Doch jetzt mal blöd gefragt: Dürfen wir, im Griff einer Moral, die nahezu allem einen Eigenwert zugesteht, denn noch vor die Tür? Über eine Wiese latschen? Die Wespe vom Butterbrot scheuchen? Um die Konsequenzen der holistischen Wertzuschreibung geht es Martin Gorke deshalb im zweiten Teil des Buches. Erst einmal kann er da ein Stück weit Entwarnung geben: Die holistische Anschauung des Menschen als ein abhängiges, integriertes Bestandteil seiner Umwelt auferlegt diesem zwar Pflichten und Verantwortung, aber auch Rechte. Wir müssen also die Hände nicht duldsam in den Schoss legen, wenn der Tiger angreift. Zudem erarbeitet er hier dann die praktischen Abwägungskriterien, in welchem Umfang und unter welchen Voraussetzungen wir in unsere Umwelt eingreifen dürfen und sollen. Sein von traditionellen Hierarchisierungen Abstand nehmendes Modell zeigt sich als eine zwar unbestritten anspruchsvolle, aber durchaus handhabbare Handlungsvorlage.
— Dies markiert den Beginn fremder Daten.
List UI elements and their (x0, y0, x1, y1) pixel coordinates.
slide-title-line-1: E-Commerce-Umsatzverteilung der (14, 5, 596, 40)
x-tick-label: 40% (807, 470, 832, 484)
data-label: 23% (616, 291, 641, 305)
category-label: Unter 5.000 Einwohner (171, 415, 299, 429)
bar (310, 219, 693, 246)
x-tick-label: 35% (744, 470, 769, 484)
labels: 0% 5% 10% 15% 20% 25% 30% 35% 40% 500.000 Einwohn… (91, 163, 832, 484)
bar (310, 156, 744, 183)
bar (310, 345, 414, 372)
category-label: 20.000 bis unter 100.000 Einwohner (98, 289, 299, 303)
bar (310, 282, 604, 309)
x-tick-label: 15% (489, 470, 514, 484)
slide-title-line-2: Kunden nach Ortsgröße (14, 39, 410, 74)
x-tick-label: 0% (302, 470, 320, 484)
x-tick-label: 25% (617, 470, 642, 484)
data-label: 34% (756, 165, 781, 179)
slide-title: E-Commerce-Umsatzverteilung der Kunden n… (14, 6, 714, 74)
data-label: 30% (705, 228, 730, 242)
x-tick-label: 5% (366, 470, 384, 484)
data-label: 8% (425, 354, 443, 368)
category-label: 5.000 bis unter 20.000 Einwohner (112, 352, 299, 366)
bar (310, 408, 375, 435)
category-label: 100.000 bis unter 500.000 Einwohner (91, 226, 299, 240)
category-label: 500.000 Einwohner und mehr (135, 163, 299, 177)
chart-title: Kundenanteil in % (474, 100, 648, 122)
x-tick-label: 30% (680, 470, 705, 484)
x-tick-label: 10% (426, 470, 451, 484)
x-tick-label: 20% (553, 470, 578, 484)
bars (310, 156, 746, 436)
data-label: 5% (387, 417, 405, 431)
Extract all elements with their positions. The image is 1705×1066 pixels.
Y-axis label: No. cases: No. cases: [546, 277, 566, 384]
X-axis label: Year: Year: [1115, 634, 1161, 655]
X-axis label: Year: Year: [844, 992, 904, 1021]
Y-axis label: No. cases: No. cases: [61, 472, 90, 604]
Die Arbeit, die sich Martin Gorke machte, um dieserart unseren Aufbruch aus den chauvinistisch anthropozentrischen Natur- und Selbstbildern voranzutreiben, ist nicht hoch genug zu schätzen. Umso mehr, da er dabei nicht in der Verteidigung des Holismus verbleibt, sondern unseren Blick auch gleich kritisch auf so viele seiner heiklen Detailbelange lenkt und diese regsam ausdiskutiert. Die Zweifel, die uns bleiben, beruhen deshalb weniger auf seiner überzeugenden theoretischen Leistung als auf ihrer praktischen Anwendung. So scheint uns das Jonglieren seiner fünfzehn Abwägungskriterien in der Besprechung einer Schutzmassnahme doch eine reichlich aufwändige Angelegenheit. Und grundsätzlich fragen wir uns, ob Martin Gorkes holistische Moralansprüche unserer Gesellschaft, die sich doch gerade erst mit einigen pathozentrischen Implikationen etwa der Massentierhaltung auseinanderzusetzen wagt, nicht zu weit vorgreifen. Oder wäre hier ein grosser Sprung gerade wünschenswert, um sich nicht in den kleinen Schrittchen zu verirren? Wir wissen es nicht. Was wir stattdessen wissen, ist, dass sein Buch ein intellektuell anforderungsreicher Happen ist. Als eine bequeme Einführung in die umweltethische Debatte können wir es demnach nicht empfehlen, so sehr es sich dem inhaltlich auch gewachsen zeigte. Natur- und Umweltschutzpraktikern und allen an der Inkraftsetzung von Tier- und Umweltrechten Interessierten wollen wir sein Studium indessen dringend ans Herz legen.